Anybody who has been watching college football over the past decade knows the Oregon Ducks. They have been one of the game’s most entertaining teams to watch, from the high powered offenses to those quirky uniforms (more on that at the end of this post). By their visibility you would think their program has been in the upper echelon for a long time.
Oregon has finished in the top 10 of the final polls (Coaches and AP) only four times: 1948, 2000, 2001, and 2008. No national titles, and only two consensus All-Americans. ‘Big-time’ bowl games have been rare: 1948 Cotton, 1957 Rose, 1994 Rose, 1995 Cotton, 2001 Fiesta, and 2009 Rose (years are the season, not the game).
They’ve had to live in the long, dark shadow of Southern Cal and to a lesser extent UCLA and Washington over the years. The school’s athletic successes have been in cross country and track and field, not on the gridiron.
One thing that stands out for me about the program is the patience exerted by the athletic department in Eugene. It’s been a long, hard slog to get to be one of the premier programs in the college game. Rich Brooks, better known to Vol fans as the recently-departed coach at Kentucky, was the head coach of the Ducks for 17 seasons (1977-94), compiling a less-than-stellar 91-109-4 record. Brooks took over a rather pathetic football program that had finished a season as a ranked team only twice before (1948 and 1957). The program continued to struggle under Brooks, including a nationwide recruiting scandal in the early 1980s when the program was placed on probation. Regardless, the school hung with Brooks (I’m sure part of it was his 14-3-1 record against bitter rival Oregon State) until the Ducks surprised the college world by finishing the 1994 season atop the Pac-10 with an 11th-place national ranking, and playing in their first Rose Bowl in 37 years.

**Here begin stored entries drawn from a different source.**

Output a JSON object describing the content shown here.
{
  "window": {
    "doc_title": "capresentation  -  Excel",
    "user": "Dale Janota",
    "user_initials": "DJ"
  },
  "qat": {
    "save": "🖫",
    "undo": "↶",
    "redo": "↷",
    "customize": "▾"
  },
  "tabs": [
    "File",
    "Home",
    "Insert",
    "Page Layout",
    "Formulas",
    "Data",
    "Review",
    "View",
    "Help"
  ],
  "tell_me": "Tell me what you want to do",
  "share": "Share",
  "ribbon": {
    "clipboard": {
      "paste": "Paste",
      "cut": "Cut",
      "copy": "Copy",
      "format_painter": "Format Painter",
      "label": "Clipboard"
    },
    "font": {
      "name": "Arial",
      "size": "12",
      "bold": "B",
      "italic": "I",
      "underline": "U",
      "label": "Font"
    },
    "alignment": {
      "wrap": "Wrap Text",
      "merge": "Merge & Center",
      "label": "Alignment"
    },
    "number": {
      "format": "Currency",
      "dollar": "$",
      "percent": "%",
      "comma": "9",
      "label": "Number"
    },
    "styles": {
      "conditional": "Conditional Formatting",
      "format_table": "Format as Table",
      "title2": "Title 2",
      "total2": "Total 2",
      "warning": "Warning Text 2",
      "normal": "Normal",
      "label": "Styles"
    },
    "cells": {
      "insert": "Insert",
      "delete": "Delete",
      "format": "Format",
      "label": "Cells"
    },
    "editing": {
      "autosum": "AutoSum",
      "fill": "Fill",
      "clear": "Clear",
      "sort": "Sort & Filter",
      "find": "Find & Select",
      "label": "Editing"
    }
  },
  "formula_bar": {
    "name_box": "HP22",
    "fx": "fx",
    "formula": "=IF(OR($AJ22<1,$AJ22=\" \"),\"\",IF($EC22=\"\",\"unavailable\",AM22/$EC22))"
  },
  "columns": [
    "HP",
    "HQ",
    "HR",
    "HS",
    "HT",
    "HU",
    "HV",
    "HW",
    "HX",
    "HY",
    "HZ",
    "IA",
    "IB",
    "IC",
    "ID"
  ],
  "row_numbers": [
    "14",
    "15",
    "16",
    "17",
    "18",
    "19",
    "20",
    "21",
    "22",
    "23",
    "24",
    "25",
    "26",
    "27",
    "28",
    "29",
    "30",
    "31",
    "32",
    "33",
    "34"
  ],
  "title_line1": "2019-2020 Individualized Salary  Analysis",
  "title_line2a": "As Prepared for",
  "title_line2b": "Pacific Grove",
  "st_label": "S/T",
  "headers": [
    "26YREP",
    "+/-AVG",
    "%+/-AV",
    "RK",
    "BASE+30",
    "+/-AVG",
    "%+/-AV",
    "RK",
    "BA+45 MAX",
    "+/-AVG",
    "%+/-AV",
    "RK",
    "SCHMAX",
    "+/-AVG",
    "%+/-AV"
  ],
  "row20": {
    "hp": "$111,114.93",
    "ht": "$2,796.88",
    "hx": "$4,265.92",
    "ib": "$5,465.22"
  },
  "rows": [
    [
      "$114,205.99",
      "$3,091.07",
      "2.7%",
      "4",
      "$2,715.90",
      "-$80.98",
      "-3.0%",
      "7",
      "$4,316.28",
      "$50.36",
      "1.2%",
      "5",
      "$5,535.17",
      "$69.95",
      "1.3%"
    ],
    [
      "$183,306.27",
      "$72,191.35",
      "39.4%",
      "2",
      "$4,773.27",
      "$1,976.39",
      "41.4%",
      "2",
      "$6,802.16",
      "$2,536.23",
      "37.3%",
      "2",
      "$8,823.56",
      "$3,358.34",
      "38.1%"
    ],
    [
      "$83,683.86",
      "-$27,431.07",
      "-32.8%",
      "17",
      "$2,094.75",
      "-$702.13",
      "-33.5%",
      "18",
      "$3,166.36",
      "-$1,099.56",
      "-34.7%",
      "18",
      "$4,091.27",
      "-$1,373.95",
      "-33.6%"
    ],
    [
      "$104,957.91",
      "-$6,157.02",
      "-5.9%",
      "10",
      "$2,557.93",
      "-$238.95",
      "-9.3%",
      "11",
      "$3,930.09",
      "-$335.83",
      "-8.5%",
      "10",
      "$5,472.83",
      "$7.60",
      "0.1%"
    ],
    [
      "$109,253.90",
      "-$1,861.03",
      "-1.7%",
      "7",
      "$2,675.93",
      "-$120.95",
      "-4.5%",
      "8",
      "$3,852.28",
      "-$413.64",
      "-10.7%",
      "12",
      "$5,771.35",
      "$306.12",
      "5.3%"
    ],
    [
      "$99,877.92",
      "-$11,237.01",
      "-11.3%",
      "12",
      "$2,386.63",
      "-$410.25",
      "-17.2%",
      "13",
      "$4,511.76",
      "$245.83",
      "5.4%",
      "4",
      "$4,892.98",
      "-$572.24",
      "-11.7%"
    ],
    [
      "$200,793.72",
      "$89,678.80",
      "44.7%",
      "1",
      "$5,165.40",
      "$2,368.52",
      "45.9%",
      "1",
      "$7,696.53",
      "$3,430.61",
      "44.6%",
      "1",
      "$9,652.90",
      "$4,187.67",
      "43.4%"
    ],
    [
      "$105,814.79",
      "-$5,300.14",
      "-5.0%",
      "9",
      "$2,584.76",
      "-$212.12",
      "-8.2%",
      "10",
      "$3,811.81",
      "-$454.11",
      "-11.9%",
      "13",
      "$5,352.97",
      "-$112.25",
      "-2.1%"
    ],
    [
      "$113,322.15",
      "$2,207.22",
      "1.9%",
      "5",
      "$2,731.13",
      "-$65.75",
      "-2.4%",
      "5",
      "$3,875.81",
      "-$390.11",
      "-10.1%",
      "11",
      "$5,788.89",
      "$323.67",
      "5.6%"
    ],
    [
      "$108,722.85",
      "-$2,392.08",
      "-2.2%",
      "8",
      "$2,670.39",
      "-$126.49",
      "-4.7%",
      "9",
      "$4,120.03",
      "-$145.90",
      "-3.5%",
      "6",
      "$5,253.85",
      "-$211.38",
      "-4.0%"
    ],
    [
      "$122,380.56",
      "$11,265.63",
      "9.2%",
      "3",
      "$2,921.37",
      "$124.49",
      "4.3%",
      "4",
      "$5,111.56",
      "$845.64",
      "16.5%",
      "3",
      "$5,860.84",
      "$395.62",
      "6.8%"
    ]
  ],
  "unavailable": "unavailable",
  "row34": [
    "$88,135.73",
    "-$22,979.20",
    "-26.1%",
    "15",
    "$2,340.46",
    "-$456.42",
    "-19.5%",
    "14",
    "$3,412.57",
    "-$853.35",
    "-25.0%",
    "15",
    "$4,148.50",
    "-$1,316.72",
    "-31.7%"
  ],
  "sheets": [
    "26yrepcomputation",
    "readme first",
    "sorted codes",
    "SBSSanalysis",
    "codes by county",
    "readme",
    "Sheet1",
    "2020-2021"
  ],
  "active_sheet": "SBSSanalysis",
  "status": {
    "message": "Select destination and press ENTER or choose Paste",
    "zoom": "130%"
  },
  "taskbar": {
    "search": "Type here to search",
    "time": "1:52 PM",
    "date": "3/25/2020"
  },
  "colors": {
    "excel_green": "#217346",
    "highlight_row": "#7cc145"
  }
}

Brooks took the opportunity afforded by that 1994 season to leave for the NFL, and the future of Duck football arrived in the form of Mike Bellotti who had been serving Brooks as his offensive coordinator for six seasons. All Bellotti did was lead Oregon to their first 10-plus win seasons (4 times: 2000, 2001, 2005, and 2008) and a 116-55 record in his 14 seasons at the helm. Belotti’s Ducks only had one losing season (2004), but could win the Pac-10 outright only once (they tied in 2000).
Bellotti left the head coaching position after the 2008 season to become the Oregon AD. But after only 9 months in his new job, having to deal with multiple disciplinary issues, he resigned on March 19 this year to join ESPN as an analyst.
Enter Chip Kelly.
Like his predecessor, he cut his teeth in the Oregon program as the offensive coordinator (2007-08). Prior to moving to Eugene, Kelly had been head assistant coach and offensive coordinator at New Hampshire where he became known for his explosive offensive teams. Last season, Kelly began his new post as head coach by losing to Boise State (bringing a little bit of the past to Neyland Stadium this Saturday), but followed that with winning 10 of next 11 toward the Pac-10 championship, the first outright Pac-10 crown by a first-year head coach, and the Ducks’ first Rose Bowl appearance in 15 years.
Running the football is the hallmark of Chip Kelly’s teams. His philosophy is to attack, attack, attack in order to stretch the opponent’s defense. That’s why Oregon football is so much fun to watch. In a strange way, they are reminiscent of the Oklahoma teams of the early 1980s that never let up offensively with multiple running threats covering the expanse of the gridiron, completely exhausting opponent defenses.
There will be no surprises Saturday in the way that Kelly’s Oregon Ducks will approach the contest. Let’s just hope that Justin Wilcox can out-scheme the Duck offense as the Vols defensive coordinator, just as he did as Boise State’s DC last season.
The only unknown is what uniform the Ducks will unveil for their first trip to SEC-land since 2003 (a win at Mississippi State, 42-34).
Last season, Oregon played in 13 different uniform combinations (see them here). Apparently, coach Kelly leaves left the uniform decisions to Casey Martin (read an interview with him here), Oregon’s golf coach and former PGA tour pro (Martin was the golfer who became famous when he successfully sued the PGA for the right to use a golf cart during competitions – Martin suffers from Klippel Trenaunay Weber syndrome, a rare congenital condition).
Whatever combination Martin comes the players come up with to complement the orange and white on the green expanse of Shields-Watkins field, it should be entertaining college football on Saturday night. [The players have choosen the combinations for this season — thanks to a commenter for the correction]
Let’s hope we give the Duck Nation something to talk about on their long flight home. Remember Cal’s visit in 2006? That’s what I’m talking about.